Это был как будто Алексей Иванович, и это был совсем не Алексей Иванович. Тот же нос, брови, блестевшие золотые очки, та же небольшая характерная фигура, но – когда он повернулся к Сереже и Сережа увидел его лицо, – это было совсем другое лицо, другое выражение лица. Из-под очков смотрели мягко и как будто с грустью глаза не Алексея Ивановича, а какого-то незнакомого до сих пор человека. И так это было ново, неожиданно, так прочно в сознании Сережи с именем Алексея Ивановича въелось представление небольшой фигуры, сухой, строгой, такого же ничего не говорящего лица и глаз, всегда чуждо, холодно и требовательно глядевших на учеников, что теперь этот мягкий, подернутый грустью взгляд смутил Сережу. Он растерялся, мял тетради, глядя то на белокурую головку, возившуюся под стульями, то на окна, заполнявшие комнату веселым, ярким светом, то на свои сапоги, подернутые тонкой сероватой пылью.

Человек в сером пиджаке, который так похож и так не похож на Алексея Ивановича, поднялся и проговорил:

– Вы еще не видели сурков?

И потом, улыбнувшись, подал руку.

– Ну, здравствуйте!

Вместе с этой улыбкой что-то теплое, мягкое, нежное, как ласка матери, волной поднялось в душу мальчика. Мысль, никогда ему не приходившая в голову, вдруг поразила его: у Алексея Ивановича также есть свой дом, семья, сын, которого он горячо любит.
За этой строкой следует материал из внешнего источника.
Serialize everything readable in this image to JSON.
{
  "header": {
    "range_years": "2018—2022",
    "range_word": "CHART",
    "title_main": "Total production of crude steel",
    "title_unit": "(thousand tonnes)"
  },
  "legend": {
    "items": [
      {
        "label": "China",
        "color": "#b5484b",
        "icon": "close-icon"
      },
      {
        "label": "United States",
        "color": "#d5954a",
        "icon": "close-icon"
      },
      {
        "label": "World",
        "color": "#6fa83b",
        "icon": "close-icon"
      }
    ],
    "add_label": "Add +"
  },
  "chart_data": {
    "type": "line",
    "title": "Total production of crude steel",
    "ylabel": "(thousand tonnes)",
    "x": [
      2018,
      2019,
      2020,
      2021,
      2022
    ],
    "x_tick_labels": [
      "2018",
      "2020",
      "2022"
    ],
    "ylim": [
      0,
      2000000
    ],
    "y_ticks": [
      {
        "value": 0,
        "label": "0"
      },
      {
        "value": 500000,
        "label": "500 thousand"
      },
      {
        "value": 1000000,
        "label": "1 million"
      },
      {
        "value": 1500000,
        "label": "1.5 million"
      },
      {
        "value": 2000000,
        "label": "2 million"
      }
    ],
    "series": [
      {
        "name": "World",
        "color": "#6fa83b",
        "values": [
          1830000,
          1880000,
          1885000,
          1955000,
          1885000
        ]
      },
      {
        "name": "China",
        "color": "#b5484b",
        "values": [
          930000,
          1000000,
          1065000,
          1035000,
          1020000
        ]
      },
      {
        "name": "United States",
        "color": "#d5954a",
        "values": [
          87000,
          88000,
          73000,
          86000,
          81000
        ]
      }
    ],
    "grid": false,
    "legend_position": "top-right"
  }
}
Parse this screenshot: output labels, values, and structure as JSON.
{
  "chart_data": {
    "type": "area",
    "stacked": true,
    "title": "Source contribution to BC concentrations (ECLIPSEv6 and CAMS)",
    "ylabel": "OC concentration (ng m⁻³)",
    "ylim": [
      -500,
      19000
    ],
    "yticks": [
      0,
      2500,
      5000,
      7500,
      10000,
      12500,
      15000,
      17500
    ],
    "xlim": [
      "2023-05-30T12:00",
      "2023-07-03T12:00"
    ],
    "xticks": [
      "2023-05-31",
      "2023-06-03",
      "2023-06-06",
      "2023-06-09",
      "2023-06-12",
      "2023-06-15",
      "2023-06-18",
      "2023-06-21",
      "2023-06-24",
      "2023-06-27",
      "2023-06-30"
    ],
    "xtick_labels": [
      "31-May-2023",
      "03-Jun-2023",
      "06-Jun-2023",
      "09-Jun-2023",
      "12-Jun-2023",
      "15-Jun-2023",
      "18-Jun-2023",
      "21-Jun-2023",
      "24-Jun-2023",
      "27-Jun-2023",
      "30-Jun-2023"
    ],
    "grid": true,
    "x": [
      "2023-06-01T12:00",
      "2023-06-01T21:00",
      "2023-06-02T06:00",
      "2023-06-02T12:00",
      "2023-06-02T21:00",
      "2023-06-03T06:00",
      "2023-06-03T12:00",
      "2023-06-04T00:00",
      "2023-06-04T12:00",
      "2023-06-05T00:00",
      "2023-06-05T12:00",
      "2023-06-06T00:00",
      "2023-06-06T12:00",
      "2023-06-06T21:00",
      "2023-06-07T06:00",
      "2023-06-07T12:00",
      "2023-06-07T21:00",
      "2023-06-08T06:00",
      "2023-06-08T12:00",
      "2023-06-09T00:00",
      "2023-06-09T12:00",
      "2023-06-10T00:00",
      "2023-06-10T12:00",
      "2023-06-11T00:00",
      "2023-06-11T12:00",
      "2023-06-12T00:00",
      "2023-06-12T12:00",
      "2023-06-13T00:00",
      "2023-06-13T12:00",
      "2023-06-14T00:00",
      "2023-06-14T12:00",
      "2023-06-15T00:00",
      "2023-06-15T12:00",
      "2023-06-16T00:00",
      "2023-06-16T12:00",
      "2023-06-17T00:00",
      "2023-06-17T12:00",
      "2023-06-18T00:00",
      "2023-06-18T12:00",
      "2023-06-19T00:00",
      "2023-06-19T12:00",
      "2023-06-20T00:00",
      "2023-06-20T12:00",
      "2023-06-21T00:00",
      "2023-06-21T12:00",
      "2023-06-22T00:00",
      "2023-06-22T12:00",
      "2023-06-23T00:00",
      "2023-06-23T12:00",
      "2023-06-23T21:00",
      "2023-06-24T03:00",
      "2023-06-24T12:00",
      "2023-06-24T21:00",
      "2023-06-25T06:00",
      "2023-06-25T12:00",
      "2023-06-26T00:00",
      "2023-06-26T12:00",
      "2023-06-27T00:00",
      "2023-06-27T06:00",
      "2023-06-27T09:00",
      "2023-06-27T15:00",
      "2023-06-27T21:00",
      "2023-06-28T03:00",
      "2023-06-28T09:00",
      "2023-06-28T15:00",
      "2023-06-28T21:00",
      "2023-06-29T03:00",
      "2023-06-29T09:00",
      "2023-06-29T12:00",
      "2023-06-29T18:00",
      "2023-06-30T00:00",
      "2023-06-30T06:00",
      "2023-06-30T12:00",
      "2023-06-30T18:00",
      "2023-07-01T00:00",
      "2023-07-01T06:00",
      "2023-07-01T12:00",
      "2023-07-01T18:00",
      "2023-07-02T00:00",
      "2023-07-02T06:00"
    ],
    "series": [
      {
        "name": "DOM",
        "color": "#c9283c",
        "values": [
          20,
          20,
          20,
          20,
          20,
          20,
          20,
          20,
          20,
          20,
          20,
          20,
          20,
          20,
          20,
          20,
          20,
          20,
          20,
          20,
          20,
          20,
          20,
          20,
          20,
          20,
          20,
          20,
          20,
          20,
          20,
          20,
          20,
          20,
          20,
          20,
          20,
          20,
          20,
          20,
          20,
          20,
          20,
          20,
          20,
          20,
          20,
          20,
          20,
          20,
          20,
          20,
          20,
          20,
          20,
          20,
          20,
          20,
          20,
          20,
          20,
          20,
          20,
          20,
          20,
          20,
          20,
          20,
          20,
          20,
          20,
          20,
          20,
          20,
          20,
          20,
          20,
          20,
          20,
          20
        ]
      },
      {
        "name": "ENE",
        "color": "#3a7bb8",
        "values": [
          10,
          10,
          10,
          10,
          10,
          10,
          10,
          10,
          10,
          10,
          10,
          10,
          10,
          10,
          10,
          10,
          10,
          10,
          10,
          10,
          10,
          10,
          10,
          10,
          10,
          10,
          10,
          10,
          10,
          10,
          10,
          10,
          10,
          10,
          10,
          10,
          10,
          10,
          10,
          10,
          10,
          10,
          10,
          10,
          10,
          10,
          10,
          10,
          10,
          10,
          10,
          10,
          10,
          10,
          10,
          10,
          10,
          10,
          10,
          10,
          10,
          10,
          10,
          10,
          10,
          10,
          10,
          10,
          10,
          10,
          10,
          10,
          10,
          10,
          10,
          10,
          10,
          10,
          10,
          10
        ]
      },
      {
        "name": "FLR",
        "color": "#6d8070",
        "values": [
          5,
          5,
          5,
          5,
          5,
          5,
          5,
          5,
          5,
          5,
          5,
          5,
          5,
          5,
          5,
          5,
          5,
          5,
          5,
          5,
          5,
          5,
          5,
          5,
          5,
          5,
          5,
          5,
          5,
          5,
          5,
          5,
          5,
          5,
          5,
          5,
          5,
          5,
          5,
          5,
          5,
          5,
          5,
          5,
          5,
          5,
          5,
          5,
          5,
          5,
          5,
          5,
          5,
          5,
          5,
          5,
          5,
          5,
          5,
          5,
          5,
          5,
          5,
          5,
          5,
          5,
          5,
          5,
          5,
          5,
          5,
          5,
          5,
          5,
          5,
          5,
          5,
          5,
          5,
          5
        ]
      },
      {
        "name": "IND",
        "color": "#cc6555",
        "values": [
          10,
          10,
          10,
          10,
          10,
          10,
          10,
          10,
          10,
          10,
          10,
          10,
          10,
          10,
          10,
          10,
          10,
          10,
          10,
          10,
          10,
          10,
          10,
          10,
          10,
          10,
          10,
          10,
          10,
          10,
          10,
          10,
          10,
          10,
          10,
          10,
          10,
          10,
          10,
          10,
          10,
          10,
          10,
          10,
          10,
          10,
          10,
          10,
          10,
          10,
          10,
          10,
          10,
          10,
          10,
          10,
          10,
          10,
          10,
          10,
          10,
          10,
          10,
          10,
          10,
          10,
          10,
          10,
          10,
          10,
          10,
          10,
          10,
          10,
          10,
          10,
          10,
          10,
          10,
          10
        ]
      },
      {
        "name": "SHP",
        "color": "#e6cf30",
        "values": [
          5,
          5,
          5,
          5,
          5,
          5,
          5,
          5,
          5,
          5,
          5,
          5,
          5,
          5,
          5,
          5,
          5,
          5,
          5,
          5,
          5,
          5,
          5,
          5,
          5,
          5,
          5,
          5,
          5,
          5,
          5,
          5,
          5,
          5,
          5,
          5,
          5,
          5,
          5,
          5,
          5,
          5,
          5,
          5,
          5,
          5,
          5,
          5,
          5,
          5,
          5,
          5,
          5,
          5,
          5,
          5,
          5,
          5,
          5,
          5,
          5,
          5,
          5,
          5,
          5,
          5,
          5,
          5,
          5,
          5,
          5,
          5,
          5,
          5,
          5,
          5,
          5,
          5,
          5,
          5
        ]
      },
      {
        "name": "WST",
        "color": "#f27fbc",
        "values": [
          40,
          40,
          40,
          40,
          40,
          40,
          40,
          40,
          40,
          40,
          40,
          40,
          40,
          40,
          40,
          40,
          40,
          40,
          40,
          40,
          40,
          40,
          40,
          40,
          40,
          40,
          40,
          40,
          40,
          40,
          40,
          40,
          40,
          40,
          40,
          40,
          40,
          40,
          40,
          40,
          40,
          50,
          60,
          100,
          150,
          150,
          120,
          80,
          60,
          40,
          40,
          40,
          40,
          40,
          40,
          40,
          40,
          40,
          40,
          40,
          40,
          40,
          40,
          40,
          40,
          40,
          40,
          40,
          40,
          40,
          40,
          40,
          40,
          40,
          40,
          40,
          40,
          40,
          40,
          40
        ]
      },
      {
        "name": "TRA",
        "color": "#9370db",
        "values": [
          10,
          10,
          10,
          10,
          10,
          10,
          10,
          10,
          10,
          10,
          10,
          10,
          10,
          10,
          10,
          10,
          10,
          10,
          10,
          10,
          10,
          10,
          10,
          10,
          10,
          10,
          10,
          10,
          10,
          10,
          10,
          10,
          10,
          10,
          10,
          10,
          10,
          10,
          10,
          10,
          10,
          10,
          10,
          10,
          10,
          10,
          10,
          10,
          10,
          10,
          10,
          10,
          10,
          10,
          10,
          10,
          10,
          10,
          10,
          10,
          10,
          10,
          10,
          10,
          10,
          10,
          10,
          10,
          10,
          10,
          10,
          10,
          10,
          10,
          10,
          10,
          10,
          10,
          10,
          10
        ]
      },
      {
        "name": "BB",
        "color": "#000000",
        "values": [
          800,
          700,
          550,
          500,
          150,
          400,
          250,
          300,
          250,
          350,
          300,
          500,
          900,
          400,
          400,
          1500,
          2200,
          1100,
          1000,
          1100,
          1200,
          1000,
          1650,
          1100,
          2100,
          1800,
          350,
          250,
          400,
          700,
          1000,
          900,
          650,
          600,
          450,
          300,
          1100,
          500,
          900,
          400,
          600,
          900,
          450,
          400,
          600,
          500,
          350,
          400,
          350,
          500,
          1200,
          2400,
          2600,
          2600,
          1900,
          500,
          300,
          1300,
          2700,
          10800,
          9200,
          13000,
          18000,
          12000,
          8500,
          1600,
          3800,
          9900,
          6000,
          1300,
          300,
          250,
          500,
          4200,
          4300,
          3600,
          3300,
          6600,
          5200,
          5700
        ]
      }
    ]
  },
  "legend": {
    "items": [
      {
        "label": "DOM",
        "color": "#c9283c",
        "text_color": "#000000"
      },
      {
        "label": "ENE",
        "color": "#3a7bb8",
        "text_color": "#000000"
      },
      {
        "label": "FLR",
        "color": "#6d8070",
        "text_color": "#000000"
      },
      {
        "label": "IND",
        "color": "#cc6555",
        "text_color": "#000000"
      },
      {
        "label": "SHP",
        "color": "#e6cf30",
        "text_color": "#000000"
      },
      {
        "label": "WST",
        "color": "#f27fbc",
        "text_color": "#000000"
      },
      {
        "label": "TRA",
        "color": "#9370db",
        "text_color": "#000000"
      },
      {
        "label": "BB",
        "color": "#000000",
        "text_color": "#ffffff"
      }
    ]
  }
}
И теперь Сережа уже никак не мог, даже при усилии, вернуться к прежнему Алексею Ивановичу – в застегнутом фраке с бронзовыми пуговицами, со спокойным лицом и холодными глазами. Смущение, робость, растерянность и отчужденность разом пропали. Сережа присел на корточки возле мальчика и, улыбаясь и глядя снизу вверх, проговорил:

– У наших знакомых тоже был сурок… У них длинные зубы…

Мальчуган, наконец выбравшийся из-под стула, держа сурка, перевесившегося толстым животом через ручонку, смотрел на Сережу внимательными, не по-детски серьезными, широко раскрытыми глазами и солидно сказал:

– Он не кусается.

Алексей Иванович переложил тетради на стол, даже не взглянув, как будто вовсе не в них было дело, и погладил Сережу по голове.

– Что же, за городом в лесу не были? И рыбу еще не удили?

– Нам не позволяют… в гимназии… – запнувшись, проговорил Сережа, с удивлением глядя на Алексея Ивановича.

– А, не позволяют, – проговорил тот, как будто в первый раз узнал об этом, улыбаясь все той же милой незнакомой улыбкой.

Когда Сережа вышел и пошел по улице, солнце особенно радостно и весело заливало белые, смеющиеся, с настежь раскрытыми окнами дома, кудрявые яркозеленые деревья, мостовые, тротуары, по которым, чтобы не нарушать всюду разлитой радости, узенько и незаметно лежали короткие, полуденные тени.

«Динь, динь, динь, динь!» – мысленно напевал Сережа, незаметно для прохожих прискакивая в такт одной ногой. И ему казалось, что серая, однотонная пелена, покрывавшая, слегка волнуясь, гимназическую жизнь, чуть-чуть приподнялась краешком, и он увидел что-то как будто обыкновенное и простое, но от чего у него на душе стало необыкновенно легко и весело.